I bought the car for $60 on Amazon. I definitely could have built my own but I’m trying to get better at, for a given project, laser focusing on exactly what I want to get done. I already know how to turn relays on and off and wire together DC motors so I wouldn’t have learned a ton from building it. And this way I get a bunch of fun extra sensors I can use in the future.
I suspect vision-language models are going to be incredibly important for the future of robotics. Instead of having to do a whole cycle of reinforcement learning, I can just edit the model’s prompt to change its behavior, and I found this actually a pretty effective way of encouraging and stopping behaviors. I don’t love that it’s a very manual human task to create the prompt, but it’s much more versatile than alternatives.
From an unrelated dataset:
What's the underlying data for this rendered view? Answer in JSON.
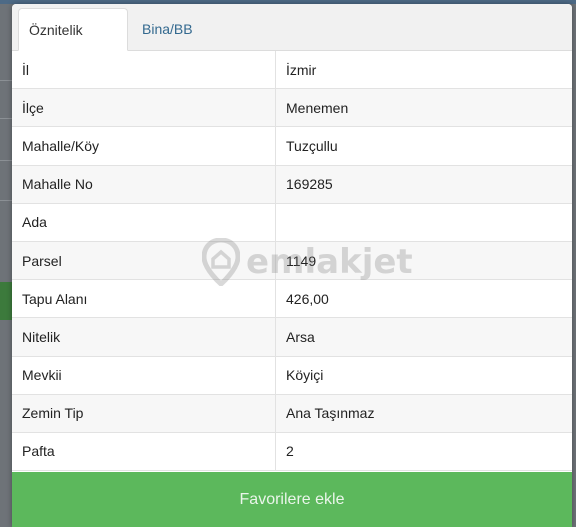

Something similar to this project might make a really intersting vLLM benchmark. I tried a few different models and found that Claude was by far the best. Even the recent Gemini 2.0 wasn’t as good, and Llama vision models were terrible. Half the time they think they don’t have access to an image. I guess that’s what you get for tacking on a vision system to text weights without retraining. Qwen 72b seems maybe pretty good but it doesn’t support tool calling on Openrouter (where I’m getting all the models from) yet so it can’t be used with pydanticAI.
I use the same log viewer component above on a local server to interpret actions in realtime. The python on the car talks to it over a websocket for live updates. I was kinda surprised just how much more information it gave me being able to see multiple ‘decision panes’ at once, it made a big difference.